Meet a Roadrunner: UTSA Professor Brian Hermann hopes to restore fertility in boys following cancer treatments
(Feb. 12, 2014) -- Meet Brian Hermann. He, his students and staff are conducting stem cell research that has the potential to impact generations.
Each year, millions of patients undergo chemotherapy and radiation treatments to battle devastating diseases such as cancer. Often, those treatments render the patients infertile, which can shatter their dreams of having children in the future.
While men can preserve their fertility by storing their sperm before harsh treatments and later using those sperm for assisted reproductive technologies, prepubescent boys don't have that option.
In collaboration with researchers at the University of Pittsburgh School of Medicine Magee-Womens Research Institute, Hermann and his collaborators have developed a promising technique to give these patients hope for their future fertility. Their process involves harvesting and transplanting spermatogonial stem cells, the precursors to sperm production. And, it's already proven to work in monkeys.
Hermann and his UTSA students are now working to help move that research forward. They are currently studying ways to improve the transplants so more sperm are produced. Likewise, they're also studying ways to make more spermatogonial stem cells in the petri dish.
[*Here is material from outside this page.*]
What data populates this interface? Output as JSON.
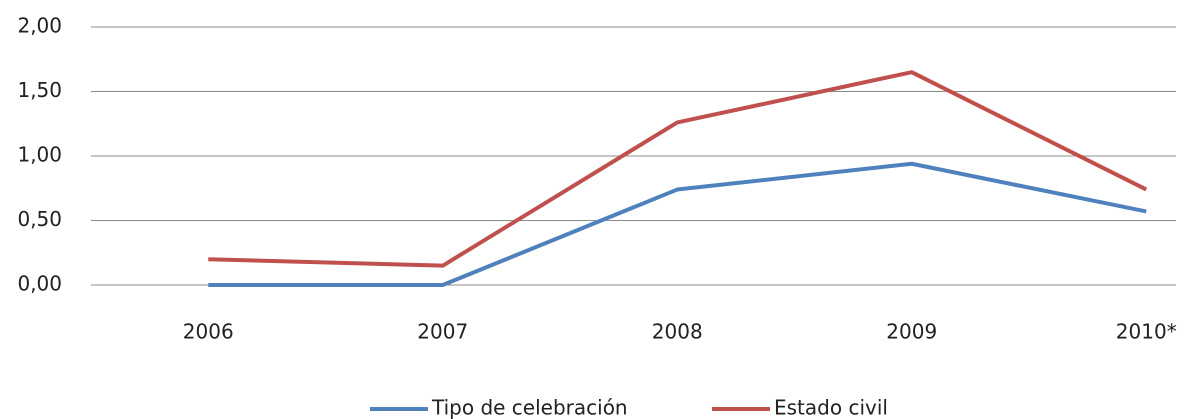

"For a long time, oncologists have been unable to address the long-term consequences of life-saving chemotherapy and radiation treatments such as infertility," said Hermann. "That is now beginning to change."
Hermann is among two dozen researchers and business leaders who will share their progress at this week's San Antonio Conference on Stem Cell and Regenerative Medicine, Feb. 13-14. The local conference is a precursor to the 2014 World Summit, the nation's largest stem cell conference, which is slated for San Antonio in December.